Larlham then considers variety in training as well as how we can build certain behaviours to be more reinforcing. She explains how it is important to train with changing variables such as pace and position as well as changing external factors such as light and weather. Larlham takes a moment to comment on the importance of training plans and keeping good notes, before moving on to explain how to condition things such as voice, touch or even certain behaviours as secondary reinforcers. We are then shown a video of Lawrence Frederick, a Frisbee champion, to demonstrate how he has achieved reliable behaviours through the use of multiple secondary reinforcers. Larlham then discusses the Premack principle and demonstrates how we can use this in training, before letting the students themselves have a go.
In part four of the DVD, Larlham continues with the Premack principle, showing us how to raise criteria by getting more for your money. She comments on how we can use this for proofing behaviours as well as in competition, also looking in detail at variable reinforcement schedules and behaviour chains. Larlham moves on to demonstrate how to teach rear end exercises, beginning with getting your dog to put his front paws on a target and move his back end around it. She then shows us how to move this exercise on to teach other behaviours such as backwards weaving and side steps. The students then go on to practice these exercises.

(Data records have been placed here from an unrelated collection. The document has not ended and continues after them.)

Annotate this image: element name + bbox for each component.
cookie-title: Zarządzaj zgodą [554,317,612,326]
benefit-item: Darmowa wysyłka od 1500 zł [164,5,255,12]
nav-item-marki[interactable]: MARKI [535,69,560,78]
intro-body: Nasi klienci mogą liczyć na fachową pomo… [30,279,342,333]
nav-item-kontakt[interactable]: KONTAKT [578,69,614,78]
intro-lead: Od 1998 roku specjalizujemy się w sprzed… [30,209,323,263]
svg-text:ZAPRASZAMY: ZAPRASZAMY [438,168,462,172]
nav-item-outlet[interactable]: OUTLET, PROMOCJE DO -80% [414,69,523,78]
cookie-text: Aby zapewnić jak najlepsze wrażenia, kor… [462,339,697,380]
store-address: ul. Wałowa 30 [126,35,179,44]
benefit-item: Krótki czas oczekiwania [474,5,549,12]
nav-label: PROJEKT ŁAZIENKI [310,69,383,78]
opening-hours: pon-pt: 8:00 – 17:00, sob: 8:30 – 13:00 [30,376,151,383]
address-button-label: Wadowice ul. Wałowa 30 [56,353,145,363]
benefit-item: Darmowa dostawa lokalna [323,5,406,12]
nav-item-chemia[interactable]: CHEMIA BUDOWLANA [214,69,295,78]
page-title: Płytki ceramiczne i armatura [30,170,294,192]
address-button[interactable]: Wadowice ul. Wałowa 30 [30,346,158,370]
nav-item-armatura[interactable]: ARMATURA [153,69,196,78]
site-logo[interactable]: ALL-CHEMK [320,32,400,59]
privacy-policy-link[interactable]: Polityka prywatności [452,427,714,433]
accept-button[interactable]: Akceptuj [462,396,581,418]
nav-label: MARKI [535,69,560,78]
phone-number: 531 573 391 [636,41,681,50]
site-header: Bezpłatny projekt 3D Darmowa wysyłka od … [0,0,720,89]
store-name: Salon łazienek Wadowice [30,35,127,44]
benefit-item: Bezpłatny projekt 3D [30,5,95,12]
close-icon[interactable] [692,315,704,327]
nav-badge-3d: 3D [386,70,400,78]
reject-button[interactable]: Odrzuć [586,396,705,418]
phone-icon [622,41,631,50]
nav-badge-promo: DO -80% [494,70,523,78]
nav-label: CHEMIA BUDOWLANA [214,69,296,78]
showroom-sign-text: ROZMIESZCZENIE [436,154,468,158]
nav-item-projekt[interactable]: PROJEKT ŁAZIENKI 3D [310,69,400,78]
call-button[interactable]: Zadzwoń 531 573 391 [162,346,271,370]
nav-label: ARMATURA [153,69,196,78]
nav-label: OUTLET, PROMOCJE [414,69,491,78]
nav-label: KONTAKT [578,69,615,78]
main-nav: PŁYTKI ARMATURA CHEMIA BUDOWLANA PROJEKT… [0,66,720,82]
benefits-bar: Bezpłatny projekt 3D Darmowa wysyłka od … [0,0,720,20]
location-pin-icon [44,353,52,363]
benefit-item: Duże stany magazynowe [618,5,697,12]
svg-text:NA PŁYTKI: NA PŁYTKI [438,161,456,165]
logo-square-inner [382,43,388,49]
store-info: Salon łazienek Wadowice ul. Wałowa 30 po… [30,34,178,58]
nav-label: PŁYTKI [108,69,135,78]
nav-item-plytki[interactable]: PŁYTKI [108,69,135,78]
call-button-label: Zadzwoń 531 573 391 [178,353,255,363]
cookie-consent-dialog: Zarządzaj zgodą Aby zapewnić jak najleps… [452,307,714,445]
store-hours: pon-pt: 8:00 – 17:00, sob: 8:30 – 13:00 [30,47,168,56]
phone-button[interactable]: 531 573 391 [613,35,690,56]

Larlham next focuses specifically on freestyle, going over some freestyle basic, as well as explaining why it is important to her personally. She then discusses the basics of putting together a routine, going into more depth about using behaviour chains to put behaviours together in chunks. Larlham introduces us to freestyle flatwork which is basically teaching foundation skills to help you move from one behaviour to the next. She demonstrates transitions between the various heelwork positions as well as putting two cues together to create new behaviours.

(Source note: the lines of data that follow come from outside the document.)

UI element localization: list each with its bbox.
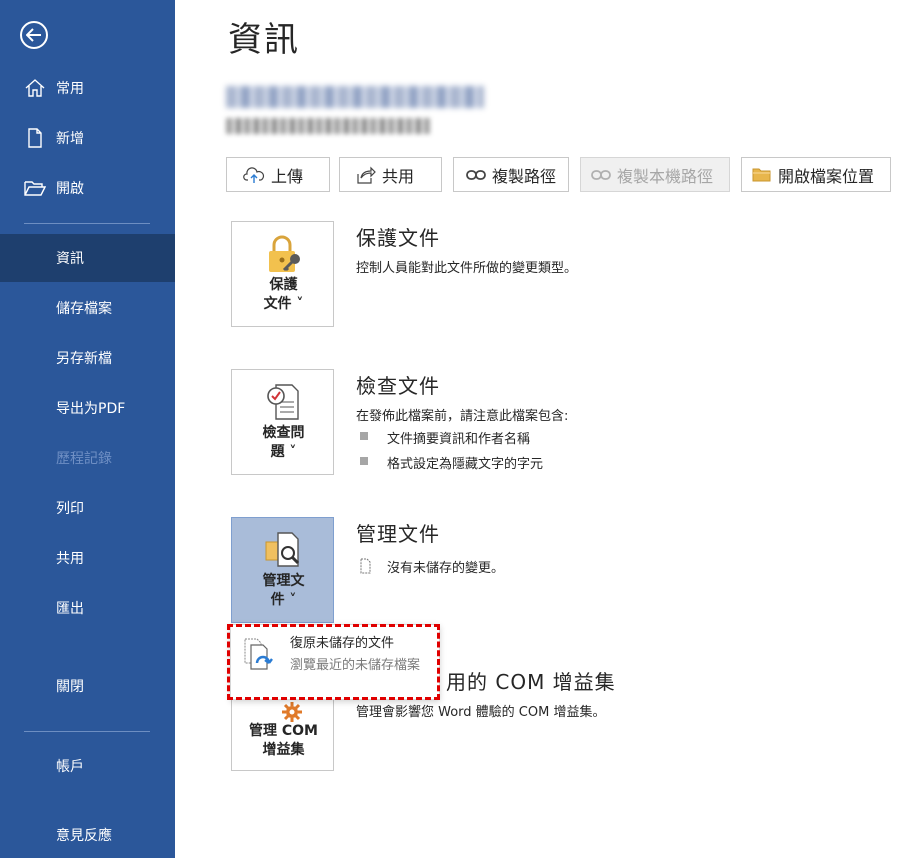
com-addins-desc: 管理會影響您 Word 體驗的 COM 增益集。 — [356, 705, 606, 720]
copy-path-button[interactable]: 複製路徑 — [453, 157, 569, 192]
protect-document-button[interactable]: 保護 文件 ˅ — [231, 221, 334, 327]
nav-close-label: 關閉 — [56, 679, 84, 695]
nav-account-label: 帳戶 — [56, 759, 84, 775]
link-icon — [591, 169, 611, 180]
upload-label: 上傳 — [271, 166, 304, 186]
nav-print[interactable]: 列印 — [0, 484, 175, 532]
nav-save-as-label: 另存新檔 — [56, 351, 112, 367]
nav-feedback-label: 意見反應 — [56, 828, 112, 844]
copy-path-label: 複製路徑 — [492, 166, 557, 186]
nav-save-as[interactable]: 另存新檔 — [0, 334, 175, 382]
recover-document-icon — [244, 638, 273, 670]
bullet-icon — [360, 457, 368, 465]
blurred-file-name — [226, 86, 484, 108]
nav-export[interactable]: 匯出 — [0, 584, 175, 632]
nav-save-label: 儲存檔案 — [56, 301, 112, 317]
nav-share-label: 共用 — [56, 551, 84, 567]
inspect-bullet-2: 格式設定為隱藏文字的字元 — [387, 457, 544, 472]
inspect-bullet-1: 文件摘要資訊和作者名稱 — [387, 432, 531, 447]
page-title: 資訊 — [228, 20, 300, 60]
back-arrow-icon[interactable] — [20, 21, 48, 49]
check-for-issues-button[interactable]: 檢查問 題 ˅ — [231, 369, 334, 475]
nav-home-label: 常用 — [56, 81, 84, 97]
inspect-document-title: 檢查文件 — [356, 374, 440, 398]
nav-history: 歷程記錄 — [0, 434, 175, 482]
open-file-location-button[interactable]: 開啟檔案位置 — [741, 157, 891, 192]
nav-export-pdf[interactable]: 导出为PDF — [0, 384, 175, 432]
com-addins-label: 管理 COM 增益集 — [232, 722, 335, 760]
manage-document-dropdown: 復原未儲存的文件 瀏覽最近的未儲存檔案 — [230, 624, 440, 700]
protect-document-title: 保護文件 — [356, 226, 440, 250]
home-icon — [25, 79, 45, 97]
nav-feedback[interactable]: 意見反應 — [0, 811, 175, 858]
document-icon — [360, 558, 371, 574]
nav-print-label: 列印 — [56, 501, 84, 517]
nav-open[interactable]: 開啟 — [0, 164, 175, 212]
backstage-sidebar: 常用 新增 開啟 資訊 儲存檔案 另存新檔 导出为PDF 歷程記錄 列印 共用 … — [0, 0, 175, 858]
bullet-icon — [360, 432, 368, 440]
share-icon — [357, 166, 376, 184]
protect-document-desc: 控制人員能對此文件所做的變更類型。 — [356, 261, 578, 276]
nav-history-label: 歷程記錄 — [56, 451, 112, 467]
nav-account[interactable]: 帳戶 — [0, 742, 175, 790]
nav-home[interactable]: 常用 — [0, 64, 175, 112]
protect-document-label-line2: 文件 ˅ — [263, 296, 304, 312]
lock-key-icon — [269, 235, 300, 272]
nav-share[interactable]: 共用 — [0, 534, 175, 582]
nav-new[interactable]: 新增 — [0, 114, 175, 162]
nav-open-label: 開啟 — [56, 181, 84, 197]
copy-local-path-label: 複製本機路徑 — [617, 166, 714, 186]
com-addins-label-line2: 增益集 — [262, 742, 305, 758]
sidebar-divider — [24, 731, 150, 732]
manage-document-title: 管理文件 — [356, 522, 440, 546]
com-addins-label-line1: 管理 COM — [249, 723, 318, 739]
sidebar-divider — [24, 223, 150, 224]
cloud-upload-icon — [243, 166, 265, 183]
upload-button[interactable]: 上傳 — [226, 157, 330, 192]
nav-new-label: 新增 — [56, 131, 84, 147]
check-for-issues-label-line1: 檢查問 — [262, 425, 305, 441]
nav-save[interactable]: 儲存檔案 — [0, 284, 175, 332]
folder-icon — [752, 168, 771, 181]
new-document-icon — [28, 128, 42, 148]
manage-document-icon — [265, 532, 300, 567]
gear-icon — [282, 702, 302, 722]
com-addins-title: 用的 COM 增益集 — [446, 670, 616, 694]
nav-export-pdf-label: 导出为PDF — [56, 401, 126, 417]
copy-local-path-button: 複製本機路徑 — [580, 157, 730, 192]
nav-info-label: 資訊 — [56, 251, 84, 267]
recover-unsaved-desc: 瀏覽最近的未儲存檔案 — [290, 658, 421, 673]
inspect-document-icon — [267, 384, 299, 420]
blurred-file-path — [226, 118, 430, 134]
protect-document-label: 保護 文件 ˅ — [232, 276, 335, 314]
inspect-document-desc: 在發佈此檔案前，請注意此檔案包含: — [356, 409, 569, 424]
folder-open-icon — [24, 181, 46, 196]
protect-document-label-line1: 保護 — [269, 277, 298, 293]
manage-document-button[interactable]: 管理文 件 ˅ — [231, 517, 334, 623]
nav-info[interactable]: 資訊 — [0, 234, 175, 282]
share-label: 共用 — [382, 166, 415, 186]
check-for-issues-label-line2: 題 ˅ — [270, 444, 297, 460]
manage-document-desc: 沒有未儲存的變更。 — [387, 561, 505, 576]
link-icon — [466, 169, 486, 180]
recover-unsaved-title[interactable]: 復原未儲存的文件 — [290, 632, 394, 651]
nav-export-label: 匯出 — [56, 601, 84, 617]
open-file-location-label: 開啟檔案位置 — [778, 166, 875, 186]
check-for-issues-label: 檢查問 題 ˅ — [232, 424, 335, 462]
manage-document-label-line1: 管理文 — [262, 573, 305, 589]
manage-document-label-line2: 件 ˅ — [270, 592, 297, 608]
manage-document-label: 管理文 件 ˅ — [232, 572, 335, 610]
nav-close[interactable]: 關閉 — [0, 662, 175, 710]
share-button[interactable]: 共用 — [339, 157, 442, 192]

In part five, the students themselves are given a chance to practise heelwork positions and transitions and are then given the task of creating a behaviour chain consisting of ten behaviours. Larlham herself then does a freestyle routine and at the end discusses which parts her dog finds more difficult and why, and what can be done to try and improve this. She then looks at more complex behaviours such as prancing and skipping, demonstrating how to teach them. Finally, she takes questions from the audience.
This DVD shows you everything from building calm foundation behaviours to teaching advanced tricks such as handstands. Particularly relevant for those wishing to do canine freestyle, Larlham provides us with some fantastic ideas to spice up training.